До сих пор я описывал типичные недостатки буров со всей той нелицеприятной прямотой, которой мог бы пожелать самый предвзятый наблюдатель. Но есть и совершенно иная сторона, к которой приятно обратиться. Если у него сильно развиты недостатки сельского жителя, то в не меньшей степени ему присущи и сельские добродетели. Простота — не всегда безусловное благо, но она является матерью определенных прекрасных качеств, которые легко упускаются из виду в искушенном мире. Он мог жить в спартанских условиях и спать на жестком, когда возникала необходимость; и если он был вялым в своей повседневной жизни, то это была праздность сонного естественного мира, а не изнеженность упадка.
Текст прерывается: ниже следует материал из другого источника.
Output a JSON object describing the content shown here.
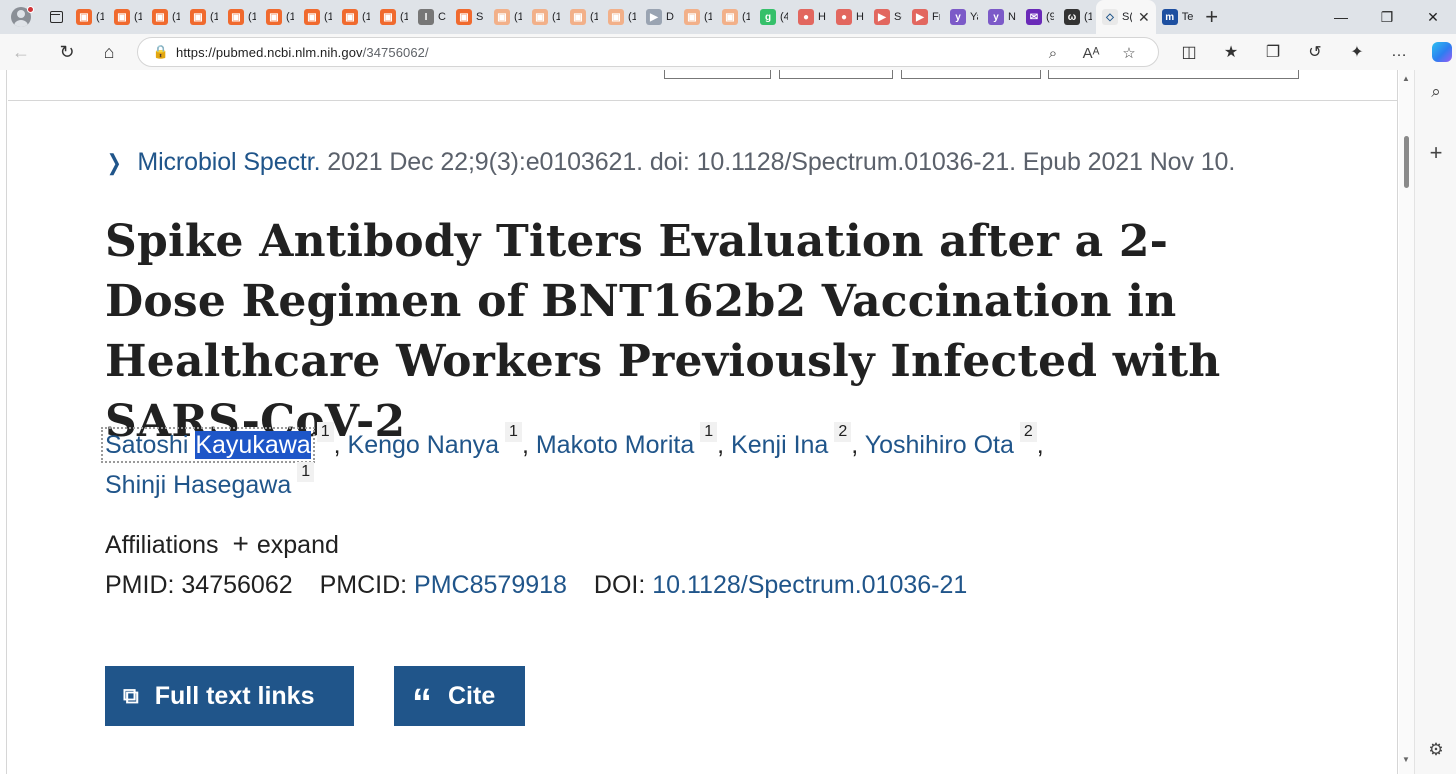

Поскольку его потребности были невелики, он был чрезвычайно приспособляемым: прирожденный первопроходец, чьи домашние боги всегда были в фургоне, а сердце естественным образом тянулось к диким местам. Величие природы было для него неуловимым, но есть определенное очарование в том, как он вводил все вещи в круг своего домашнего быта. Его незатейливые образы обладают своей живописностью, как, например, когда он называл утреннюю звезду, призывавшую его запрягать волов, «voorlooper», или «мальчик, который ведет волов». Это противоположность возвышенного, и сама по себе не лишена возвышенности. Его грубый диалект, почти такой же выразительный, как шотландский равнинный для рассказывания сельских историй, полон метафор, так сказать, в растворенном виде, часто грубых, но всегда являющихся плодом прямого и энергичного наблюдения. Короче говоря, он обладал индивидуальностью, которая просто выделяется во всех его делах, делая его живой, четко очерченной фигурой среди аморфных теней городской жизни.
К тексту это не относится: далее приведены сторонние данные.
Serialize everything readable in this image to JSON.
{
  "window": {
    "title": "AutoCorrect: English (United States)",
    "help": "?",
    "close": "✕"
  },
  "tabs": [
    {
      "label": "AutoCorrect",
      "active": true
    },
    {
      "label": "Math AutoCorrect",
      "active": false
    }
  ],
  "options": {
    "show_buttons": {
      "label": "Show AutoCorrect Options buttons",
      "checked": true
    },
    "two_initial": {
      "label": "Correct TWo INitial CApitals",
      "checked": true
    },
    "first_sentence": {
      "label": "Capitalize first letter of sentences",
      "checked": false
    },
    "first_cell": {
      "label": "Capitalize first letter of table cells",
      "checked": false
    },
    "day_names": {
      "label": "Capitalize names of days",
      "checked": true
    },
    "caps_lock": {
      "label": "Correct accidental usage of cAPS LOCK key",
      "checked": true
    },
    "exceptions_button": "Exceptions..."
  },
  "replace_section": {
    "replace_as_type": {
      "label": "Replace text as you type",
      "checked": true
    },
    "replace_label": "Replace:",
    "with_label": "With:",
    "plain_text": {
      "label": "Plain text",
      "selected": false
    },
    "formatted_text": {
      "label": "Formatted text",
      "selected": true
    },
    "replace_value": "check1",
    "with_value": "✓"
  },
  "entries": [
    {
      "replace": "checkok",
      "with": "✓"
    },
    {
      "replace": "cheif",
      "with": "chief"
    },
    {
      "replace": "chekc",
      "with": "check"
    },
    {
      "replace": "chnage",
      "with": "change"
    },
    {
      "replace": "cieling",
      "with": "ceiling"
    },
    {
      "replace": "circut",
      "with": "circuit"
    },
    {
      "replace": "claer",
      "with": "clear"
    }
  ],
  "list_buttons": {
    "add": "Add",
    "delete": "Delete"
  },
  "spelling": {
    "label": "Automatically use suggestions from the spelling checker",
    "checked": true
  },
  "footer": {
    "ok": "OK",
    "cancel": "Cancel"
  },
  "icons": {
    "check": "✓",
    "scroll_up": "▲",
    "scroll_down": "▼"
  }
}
Дикие рассказы и разумное управление из Претории временно сумели объединить его в подобие государства и весьма грозную реальность армии; но в глубине души он самый догматичный индивидуалист в мире. Его верность принадлежала не вождю или государству, а его семье. Семья трактовалась широко, так что дальние родственники входили в ее круг. Эта клановость не была достаточно признана; но это реальная социальная сила, имеющая большое значение для обзора бурского общества. На сельских фермах с их системой байвонеров жила целая череда родственников, все из которых зависели от главы семьи в плане пропитания. Когда сыновья или дочери вступали в брак, они продолжали жить в усадьбе, а когда их дети подрастали и в свою очередь женились, они селились на краю фермы. Эта система приводила к злоупотреблениям, особенно в нелепом дроблении земли и бесконечных повинностях и бременах, налагаемых на недвижимость; но она избавляла общину от необходимости в приютах и работных домах. Отношение буров к сиротам делает им честь. Какой бы бедной ни была семья, она находила место для осиротевших детей, и в обращении с ними не было различий. Это первобытная добродетель, наследие тех дней, когда белых людей было мало: маленькая семья в сердце дикой местности, связанная общим происхождением и общим страхом.
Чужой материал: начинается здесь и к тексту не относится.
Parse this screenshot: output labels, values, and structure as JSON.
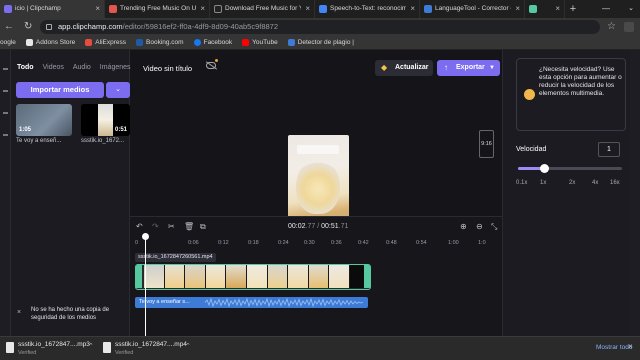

Но его главной добродетелью было старомодное гостеприимство. Незнакомец редко стучался в его ворота напрасно. Вы прибывали на ферму и просили разрешения остановиться у спруйта. Разрешение охотно давалось, и вскоре выходили девушки с кофе для путников. Обычно следовало приглашение к ужину, и нет в мире лучшего угощения, чем цыпленок, зажаренный бурской хозяйкой, и ее домашние колбаски. Затем следовали неспешные разговоры за трубками с глубокими чашечками, а потом пожелания доброй ночи с крепкими рукопожатиями. И так по всему вельду. Семья могла быть ужасно бедной, но они покорно и радостно отдавали то, что имели. В первые месяцы мира часто можно было встретить бурскую семью, живущую в хижине из жестянок из-под печенья или в рваной палатке, со скудным пайком и в жалкой рваной одежде. Но эти люди в большинстве случаев с радостью выставляли то немногое, что у них было, перед незнакомцем. Бур, который пойдет на лжесвидетельство, чтобы сэкономить шиллинг, без колебаний расстанется с угощением стоимостью в фунт.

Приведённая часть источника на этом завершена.